Now, I had seen pictures ahead of time and those were impressive. But actually being there in the pitch black and staring up at this otherworldly wonder above you are two totally different things. It’s really quite breathtaking! You feel totally transported for the brief time you are there.
And I do mean brief. This is where I felt the website was a bit misleading.
You are with the glowworms literally five minutes, if that. The tour guide pulls you through a tunnel, do a little pirouette with the boat, and then out you go into the light to disembark.
This is the only time they let you take out your camera. By the time to frantically try to get a quick snapshot of the tiny fading lights, it’s too late. Oh, well. There really is no forgetting what you saw, I just wish I had a really good picture to show everyone else.
(To be fair, it is stated on their website that they do not allow video and photography inside the cave, but I guess I missed that bit.)
The gift shop is nice with plenty of options for your list of people you want to bring something home for. You will probably want to buy a postcard as it is the only photo of the caves you will walk away with unless you buy one of their souvenir photos which we didn’t. It was much cheaper to just get a postcard.
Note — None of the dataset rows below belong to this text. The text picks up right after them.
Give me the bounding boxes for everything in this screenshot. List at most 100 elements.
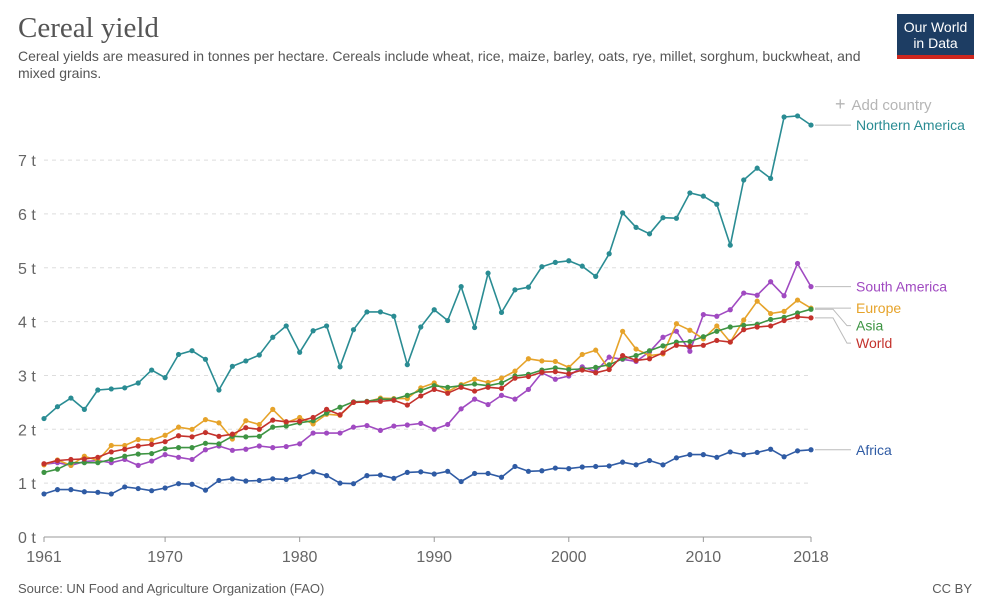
data-point-europe — [673, 321, 680, 327]
data-point-south-america — [754, 292, 760, 298]
data-point-asia — [404, 392, 410, 398]
data-point-asia — [135, 451, 141, 457]
data-point-northern-america — [122, 385, 128, 391]
data-point-world — [471, 388, 478, 394]
data-point-africa — [727, 449, 733, 455]
data-point-africa — [700, 452, 706, 458]
data-point-northern-america — [579, 263, 585, 269]
x-tick-label: 1990 — [416, 549, 452, 566]
data-point-northern-america — [41, 415, 47, 422]
data-point-south-america — [458, 406, 464, 412]
series-line-northern-america — [43, 115, 812, 420]
data-point-world — [162, 439, 168, 445]
data-point-europe — [108, 442, 114, 449]
legend-label-south-america[interactable]: South America — [856, 279, 947, 295]
data-point-northern-america — [620, 210, 626, 216]
data-point-south-america — [243, 446, 249, 452]
data-point-northern-america — [162, 375, 168, 381]
data-point-asia — [633, 352, 639, 359]
data-point-europe — [243, 418, 249, 424]
data-point-africa — [606, 463, 612, 469]
data-point-world — [660, 350, 666, 356]
owid-logo[interactable]: Our World in Data — [897, 14, 974, 59]
data-point-africa — [418, 469, 424, 475]
data-point-northern-america — [646, 231, 653, 237]
data-point-northern-america — [95, 387, 101, 393]
data-point-south-america — [418, 420, 424, 426]
data-point-world — [485, 384, 491, 390]
data-point-world — [431, 386, 437, 393]
data-point-world — [323, 406, 330, 412]
data-point-asia — [175, 445, 182, 451]
series-line-europe — [43, 299, 812, 467]
data-point-south-america — [660, 334, 666, 340]
data-point-south-america — [364, 422, 370, 429]
data-point-asia — [323, 410, 330, 416]
data-point-northern-america — [108, 386, 114, 392]
data-point-south-america — [202, 447, 209, 453]
chart-subtitle: Cereal yields are measured in tonnes per… — [18, 48, 861, 81]
data-point-northern-america — [512, 287, 518, 293]
series-line-world — [43, 315, 812, 465]
data-point-world — [216, 433, 222, 439]
add-country-label: Add country — [851, 97, 932, 114]
legend-label-europe[interactable]: Europe — [856, 300, 901, 316]
data-point-world — [794, 314, 801, 320]
data-point-south-america — [525, 386, 532, 393]
data-point-asia — [337, 404, 343, 410]
data-point-south-america — [135, 462, 141, 468]
data-point-northern-america — [135, 380, 141, 386]
data-point-asia — [162, 446, 168, 452]
data-point-africa — [162, 485, 168, 491]
data-point-asia — [741, 322, 747, 328]
data-point-asia — [471, 381, 478, 387]
data-point-world — [404, 402, 410, 408]
license-link[interactable]: CC BY — [932, 581, 972, 596]
data-point-south-america — [808, 284, 814, 290]
data-point-world — [633, 357, 639, 363]
data-point-world — [175, 433, 182, 439]
data-point-africa — [431, 471, 437, 477]
data-point-south-america — [673, 328, 680, 334]
data-point-asia — [646, 348, 653, 354]
data-point-asia — [498, 380, 505, 386]
data-point-africa — [256, 477, 262, 484]
data-point-asia — [189, 445, 195, 451]
data-point-africa — [620, 459, 626, 465]
data-point-world — [512, 375, 518, 381]
legend-label-world[interactable]: World — [856, 335, 892, 351]
data-point-africa — [714, 454, 720, 460]
legend-label-africa[interactable]: Africa — [856, 442, 892, 458]
data-point-northern-america — [794, 113, 801, 119]
legend-label-northern-america[interactable]: Northern America — [856, 117, 965, 133]
add-country-button[interactable]: + Add country — [835, 94, 932, 115]
data-point-asia — [122, 453, 128, 459]
source-note[interactable]: Source: UN Food and Agriculture Organiza… — [18, 581, 325, 596]
data-point-africa — [216, 477, 222, 484]
data-point-africa — [391, 475, 397, 481]
data-point-europe — [471, 376, 478, 382]
x-tick-label: 1961 — [26, 549, 62, 566]
data-point-world — [364, 399, 370, 405]
data-point-africa — [808, 447, 814, 453]
legend-label-asia[interactable]: Asia — [856, 318, 883, 334]
data-point-europe — [768, 310, 774, 317]
data-point-europe — [633, 346, 639, 352]
data-point-europe — [270, 406, 276, 412]
data-point-asia — [202, 440, 209, 446]
data-point-africa — [189, 481, 195, 487]
data-point-europe — [593, 347, 599, 353]
data-point-africa — [593, 463, 599, 470]
data-point-africa — [754, 449, 760, 456]
chart-title: Cereal yield — [18, 12, 159, 44]
data-point-northern-america — [768, 175, 774, 181]
data-point-northern-america — [754, 165, 760, 171]
data-point-europe — [135, 436, 141, 443]
data-point-world — [741, 327, 747, 333]
data-point-south-america — [149, 458, 155, 464]
line-chart: 0 t 1 t 2 t 3 t 4 t 5 t 6 t 7 t 1961 1970 1980 1990… — [18, 113, 965, 566]
data-point-south-america — [687, 348, 693, 354]
data-point-northern-america — [243, 358, 249, 364]
data-point-northern-america — [364, 309, 370, 315]
x-tick-label: 2018 — [793, 549, 829, 566]
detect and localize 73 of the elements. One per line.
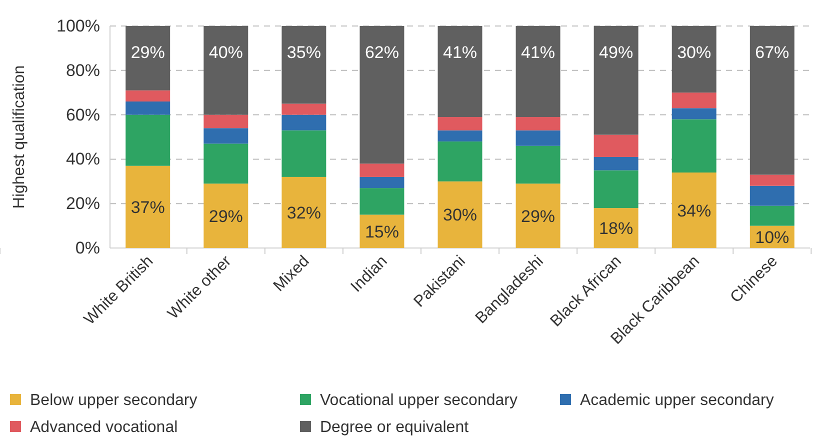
bar: [594, 208, 638, 248]
bar: [282, 176, 326, 248]
bar: [672, 108, 716, 120]
bar: [750, 206, 794, 226]
y-tick-label: 20%: [66, 194, 100, 214]
bar: [516, 117, 560, 130]
data-label: 37%: [130, 198, 165, 217]
bar: [438, 141, 482, 182]
bar: [360, 188, 404, 215]
data-label: 41%: [442, 43, 478, 62]
bar: [516, 146, 560, 184]
bar: [204, 26, 248, 115]
data-label: 29%: [208, 206, 243, 226]
bar: [204, 128, 248, 144]
y-tick-label: 40%: [66, 150, 100, 169]
bar: [360, 26, 404, 164]
bar: [438, 181, 482, 248]
bar: [750, 186, 794, 206]
bar: [360, 176, 404, 188]
data-label: 10%: [755, 228, 790, 247]
data-label: 32%: [286, 203, 321, 222]
data-label: 30%: [442, 206, 478, 225]
data-label: 67%: [755, 43, 790, 62]
data-label: 34%: [677, 201, 712, 220]
bar: [438, 26, 482, 118]
data-label: 62%: [364, 43, 399, 62]
y-tick-label: 0%: [75, 238, 100, 258]
y-tick-label: 60%: [66, 105, 100, 124]
data-label: 29%: [130, 43, 165, 62]
bar: [672, 119, 716, 173]
bar: [282, 104, 326, 115]
y-tick-label: 80%: [66, 60, 100, 80]
bar: [438, 117, 482, 130]
y-axis-title: Highest qualification: [11, 65, 28, 209]
bar: [594, 26, 638, 135]
bar: [594, 156, 638, 170]
bar: [204, 184, 248, 248]
data-label: 41%: [521, 43, 556, 62]
bar: [672, 92, 716, 108]
legend-label: Advanced vocational: [30, 419, 178, 436]
data-label: 40%: [208, 43, 243, 62]
y-tick-label: 100%: [56, 16, 100, 36]
bar: [360, 164, 404, 177]
bar: [282, 26, 326, 104]
data-label: 35%: [286, 43, 321, 62]
bar: [126, 114, 170, 166]
bar: [282, 114, 326, 130]
legend-label: Below upper secondary: [30, 392, 198, 409]
data-label: 18%: [599, 219, 634, 238]
bar: [750, 26, 794, 175]
legend-label: Academic upper secondary: [580, 392, 774, 409]
bar: [126, 101, 170, 115]
bar: [204, 144, 248, 184]
bar: [672, 172, 716, 248]
data-label: 29%: [521, 206, 556, 226]
bar: [126, 166, 170, 248]
data-label: 15%: [364, 222, 399, 242]
bar: [594, 170, 638, 208]
bar: [516, 130, 560, 146]
data-label: 30%: [677, 43, 712, 62]
bar: [126, 26, 170, 90]
bar: [126, 90, 170, 102]
bar: [516, 26, 560, 118]
legend-label: Vocational upper secondary: [320, 392, 518, 409]
bar: [516, 184, 560, 248]
bar: [438, 130, 482, 142]
bar: [750, 174, 794, 186]
bar: [204, 114, 248, 128]
bar: [594, 134, 638, 157]
bar: [282, 130, 326, 177]
bar: [672, 26, 716, 93]
data-label: 49%: [599, 43, 634, 62]
legend-label: Degree or equivalent: [320, 419, 470, 436]
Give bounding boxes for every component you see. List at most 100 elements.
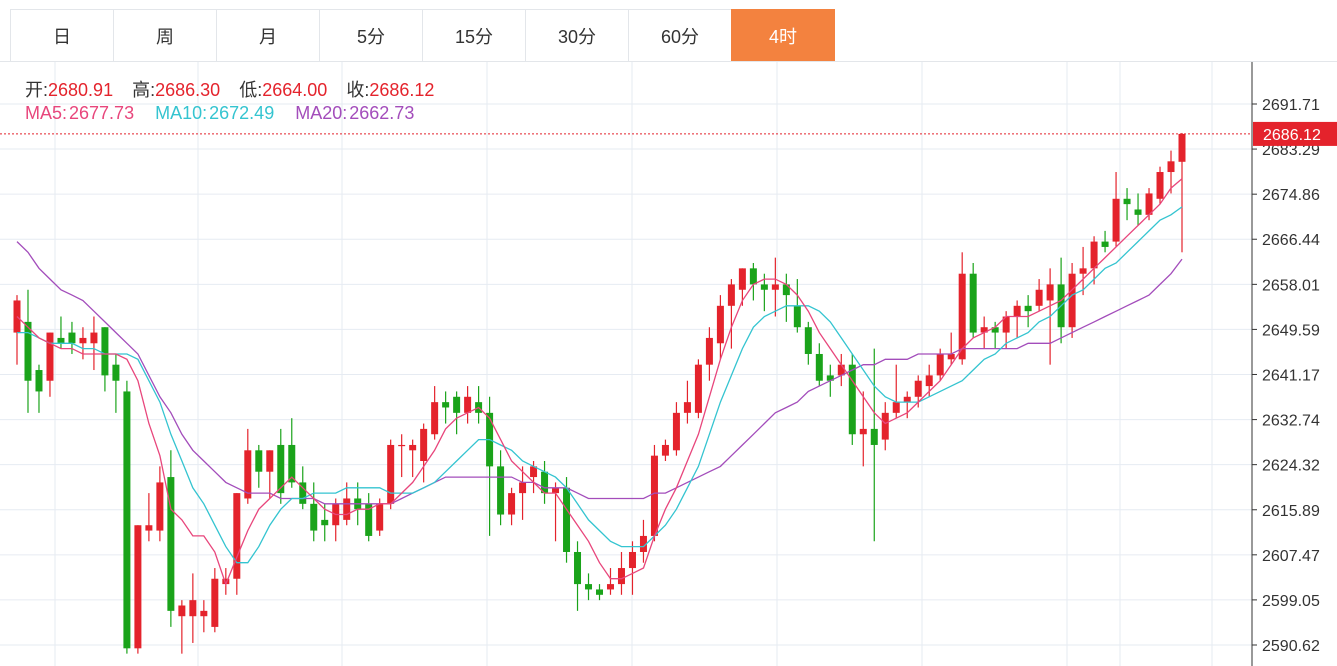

If you toured with a bus, you will most likely have a boxed meal waiting for you. Or you can purchase food at the cafe. But I have to say, the sandwich that came with our boxed meal was SO good! I would never have combined all those ingredients together in a sandwich before but I’m so glad they did!
I was pretty disappointed that we weren’t allowed to document the trip inside the caves and that the main event was only minutes long. But overall, it was a truly neat experience, one I’m so glad we took the time to do.
For the price, as a first-timer through the cave, it was worth the money for the experience. They also have other caves you can explore and they allow electronics in those. So if we had arrived in our own vehicle we would definitely have explored all the caves. (The Ruakuri Cave has glowworms, so on our return trip we will definitely be heading into that cave with our camera!)
Would I pay the same price again? Probably not, unless we had more time under the “stars” or I was going through one of the caves that I could capture on film.
Unless, of course, we are returning with our children; they have been dying to see the glowworms for themselves and I definitely want to be there when they do!